High earners often “get rid of the habits that gave them their level of wealth and high pay,” Jania said. “For many people, this is the result of discipline over time. In many cases, this discipline is about keeping savings high, spending low, and delaying gratification. A lot of people have given up on these habits and unfortunately it has caused chaos in their lives.”
Financial planning helps prevent overspending and other bad money habits and prevents high-income earners, as well as most other people, from becoming poor.
Skip the emergency fund
Saving for emergency expenses, such as medical bills or job layoffs, is essential to building financial security. This applies equally to those with average or low salaries as well as those with high incomes.

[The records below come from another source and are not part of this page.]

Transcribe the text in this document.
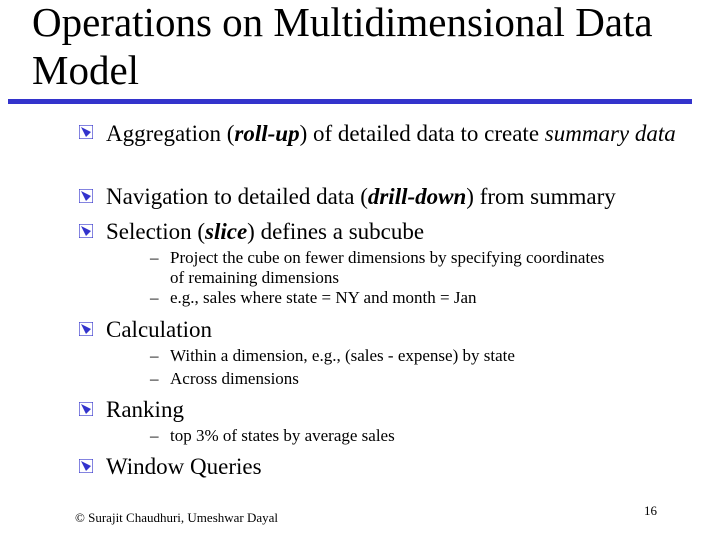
Operations on Multidimensional Data Model
Aggregation (roll-up) of detailed data to create summary data
Navigation to detailed data (drill-down) from summary
Selection (slice) defines a subcube
– Project the cube on fewer dimensions by specifying coordinates of remaining dimensions
– e.g., sales where state = NY and month = Jan
Calculation
– Within a dimension, e.g., (sales - expense) by state
– Across dimensions
Ranking
– top 3% of states by average sales
Window Queries
© Surajit Chaudhuri, Umeshwar Dayal	16
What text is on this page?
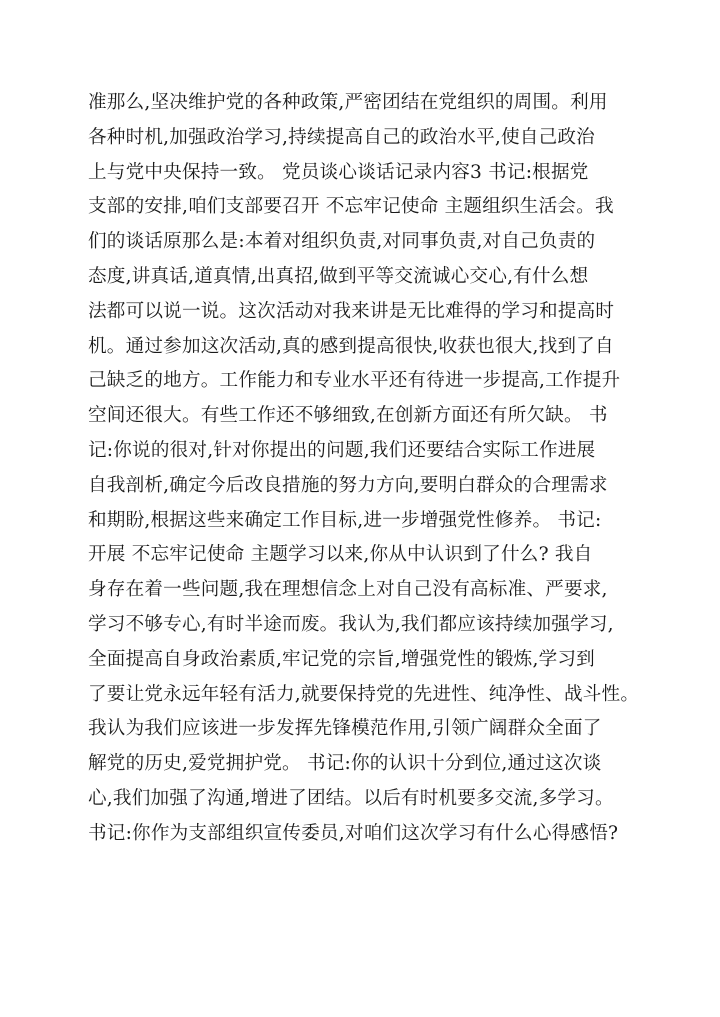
准那么,坚决维护党的各种政策,严密团结在党组织的周围。利用
各种时机,加强政治学习,持续提高自己的政治水平,使自己政治
上与党中央保持一致。 党员谈心谈话记录内容3 书记:根据党
支部的安排,咱们支部要召开 不忘牢记使命 主题组织生活会。我
们的谈话原那么是:本着对组织负责,对同事负责,对自己负责的
态度,讲真话,道真情,出真招,做到平等交流诚心交心,有什么想
法都可以说一说。这次活动对我来讲是无比难得的学习和提高时
机。通过参加这次活动,真的感到提高很快,收获也很大,找到了自
己缺乏的地方。工作能力和专业水平还有待进一步提高,工作提升
空间还很大。有些工作还不够细致,在创新方面还有所欠缺。 书
记:你说的很对,针对你提出的问题,我们还要结合实际工作进展
自我剖析,确定今后改良措施的努力方向,要明白群众的合理需求
和期盼,根据这些来确定工作目标,进一步增强党性修养。 书记:
开展 不忘牢记使命 主题学习以来,你从中认识到了什么? 我自
身存在着一些问题,我在理想信念上对自己没有高标准、严要求,
学习不够专心,有时半途而废。我认为,我们都应该持续加强学习,
全面提高自身政治素质,牢记党的宗旨,增强党性的锻炼,学习到
了要让党永远年轻有活力,就要保持党的先进性、纯净性、战斗性。
我认为我们应该进一步发挥先锋模范作用,引领广阔群众全面了
解党的历史,爱党拥护党。 书记:你的认识十分到位,通过这次谈
心,我们加强了沟通,增进了团结。以后有时机要多交流,多学习。
书记:你作为支部组织宣传委员,对咱们这次学习有什么心得感悟?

“Life is unpredictable, and unforeseen events such as a medical emergency or job loss can quickly deplete savings and push people into debt,” Howard said.

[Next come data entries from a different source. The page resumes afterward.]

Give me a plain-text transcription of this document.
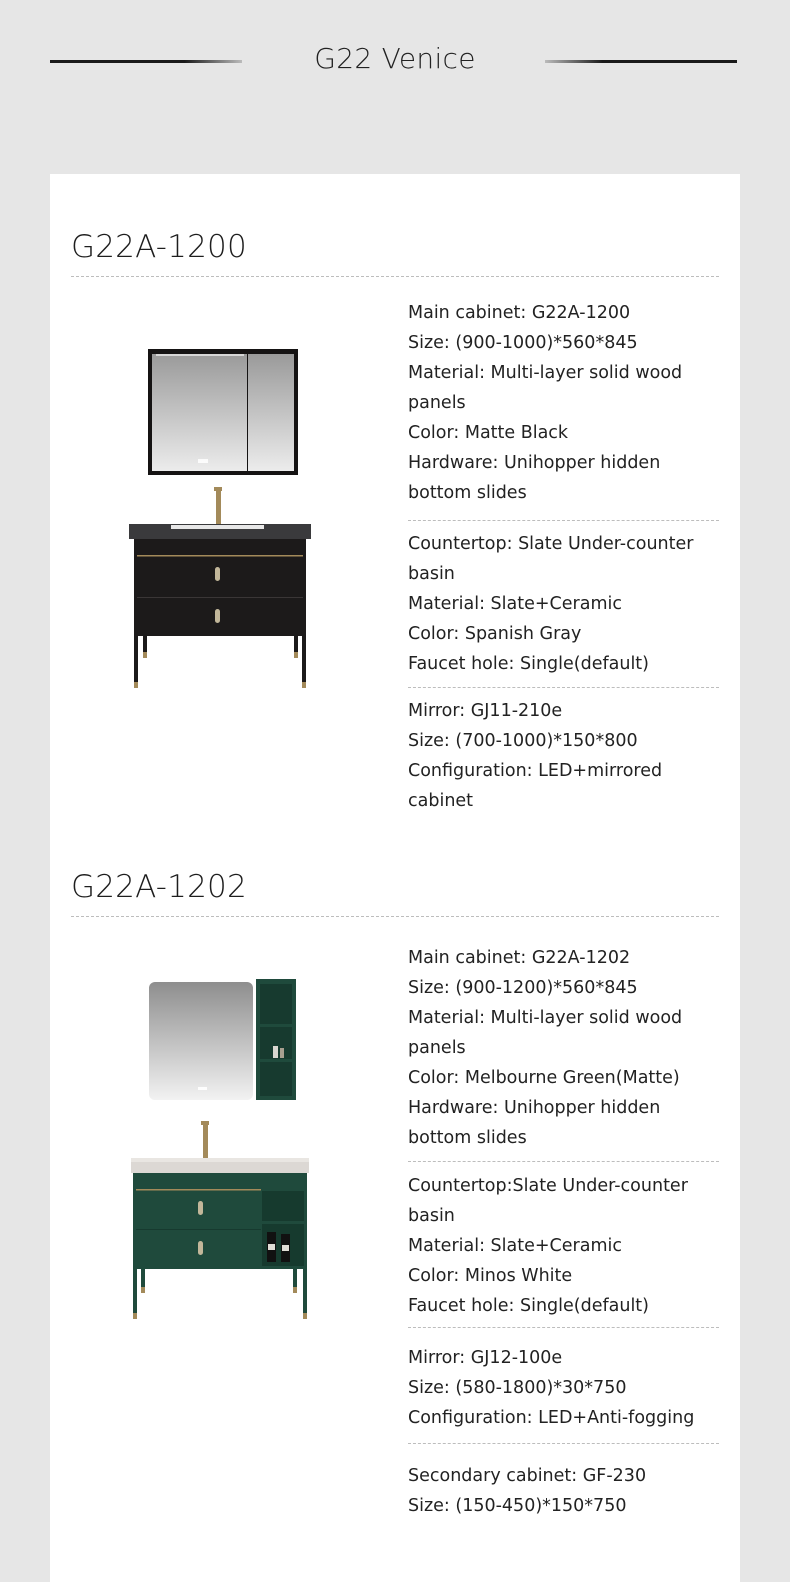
G22 Venice
G22A-1200

Main cabinet: G22A-1200

Size: (900-1000)*560*845

Material: Multi-layer solid wood panels

Color: Matte Black

Hardware: Unihopper hidden bottom slides

Countertop: Slate Under-counter basin

Material: Slate+Ceramic

Color: Spanish Gray

Faucet hole: Single(default)

Mirror: GJ11-210e

Size: (700-1000)*150*800

Configuration: LED+mirrored cabinet

G22A-1202

Main cabinet: G22A-1202

Size: (900-1200)*560*845

Material: Multi-layer solid wood panels

Color: Melbourne Green(Matte)

Hardware: Unihopper hidden bottom slides

Countertop:Slate Under-counter basin

Material: Slate+Ceramic

Color: Minos White

Faucet hole: Single(default)

Mirror: GJ12-100e

Size: (580-1800)*30*750

Configuration: LED+Anti-fogging

Secondary cabinet: GF-230

Size: (150-450)*150*750
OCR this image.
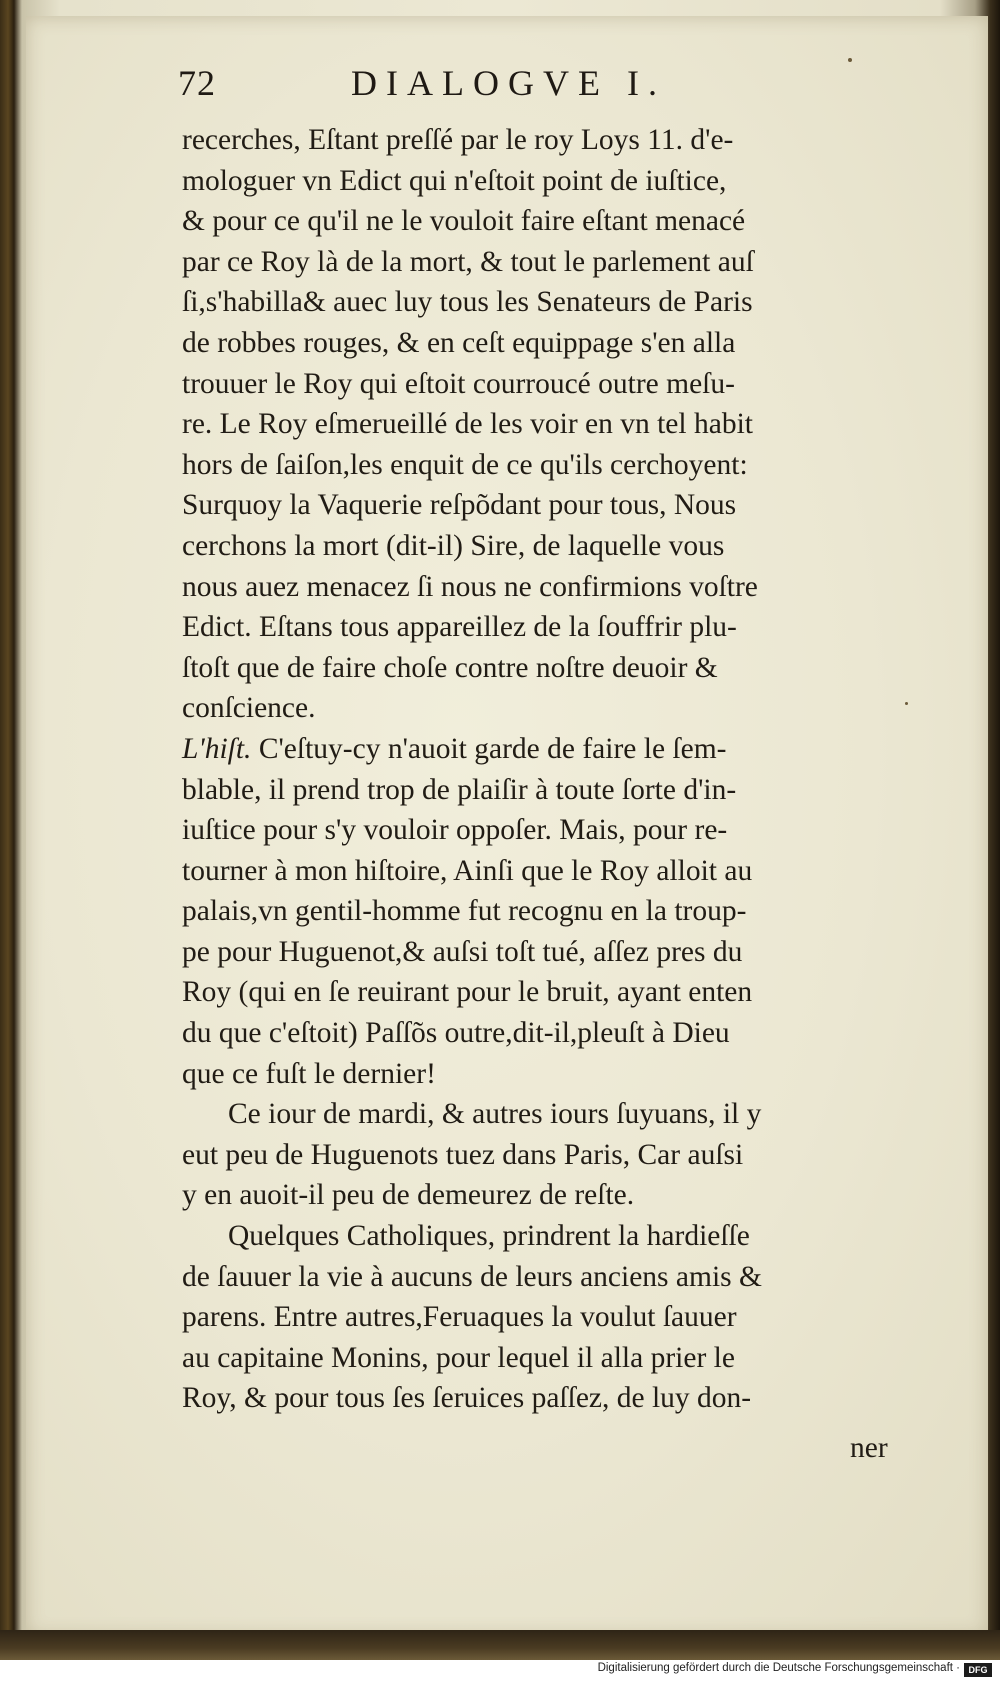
72	DIALOGVE I.
recerches, Eſtant preſſé par le roy Loys 11. d'e-
mologuer vn Edict qui n'eſtoit point de iuſtice,
& pour ce qu'il ne le vouloit faire eſtant menacé
par ce Roy là de la mort, & tout le parlement auſ
ſi,s'habilla& auec luy tous les Senateurs de Paris
de robbes rouges, & en ceſt equippage s'en alla
trouuer le Roy qui eſtoit courroucé outre meſu-
re. Le Roy eſmerueillé de les voir en vn tel habit
hors de ſaiſon,les enquit de ce qu'ils cerchoyent:
Surquoy la Vaquerie reſpõdant pour tous, Nous
cerchons la mort (dit-il) Sire, de laquelle vous
nous auez menacez ſi nous ne confirmions voſtre
Edict. Eſtans tous appareillez de la ſouffrir plu-
ſtoſt que de faire choſe contre noſtre deuoir &
conſcience.
L'hiſt. C'eſtuy-cy n'auoit garde de faire le ſem-
blable, il prend trop de plaiſir à toute ſorte d'in-
iuſtice pour s'y vouloir oppoſer. Mais, pour re-
tourner à mon hiſtoire, Ainſi que le Roy alloit au
palais,vn gentil-homme fut recognu en la troup-
pe pour Huguenot,& auſsi toſt tué, aſſez pres du
Roy (qui en ſe reuirant pour le bruit, ayant enten
du que c'eſtoit) Paſſõs outre,dit-il,pleuſt à Dieu
que ce fuſt le dernier!
Ce iour de mardi, & autres iours ſuyuans, il y
eut peu de Huguenots tuez dans Paris, Car auſsi
y en auoit-il peu de demeurez de reſte.
Quelques Catholiques, prindrent la hardieſſe
de ſauuer la vie à aucuns de leurs anciens amis &
parens. Entre autres,Feruaques la voulut ſauuer
au capitaine Monins, pour lequel il alla prier le
Roy, & pour tous ſes ſeruices paſſez, de luy don-
ner
Digitalisierung gefördert durch die Deutsche Forschungsgemeinschaft · DFG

“We advise all of our clients to build up an emergency fund with three to six months worth of expenses,” Milligan added. “If you have liquid investments or have access to reliable, low-cost credit, you may be able to get away with even lower reserve levels.”
Not making appropriate use of corporate welfare benefits
Earning a high salary often comes with certain company benefits. However, high-income earners do not necessarily take advantage of these benefits or ignore them altogether. This can have a huge impact on your ability to plan for your retirement and can put you in a financially difficult position in the future.
“We encourage all of our clients to understand and take full advantage of the benefits offered by their employers. Many companies offer 401(k) plans,” Milligan says. Masu. High-income earners can “maximize their 401(k) contributions to defer taxes in the highest bracket until retirement, when they are likely to be in the lowest bracket.” Meanwhile, their Tax-free contributions grow without any tax consequences, and a portion of the contribution is often matched by the employer. ”
Another company benefit to consider, according to Milligan, is non-qualified deferred compensation plans (NQDCs). These plans allow people to “defer up to 100% of their income, including salaries, bonuses, and stock unit vesting, giving them an unparalleled opportunity to minimize taxes.”
not planning ahead
Sound financial planning is the key to building and maintaining wealth. But many people, including high-income earners, don’t look at the big picture or think about their future selves.
“A big mistake many high-income earners make is thinking that the good times will last forever. It helps,” Stern said. “We’ve all heard the sad stories of professional athletes who started with nothing and became very rich, only to lose everything due to overspending. But it can happen. Take care of your future self before you splurge.”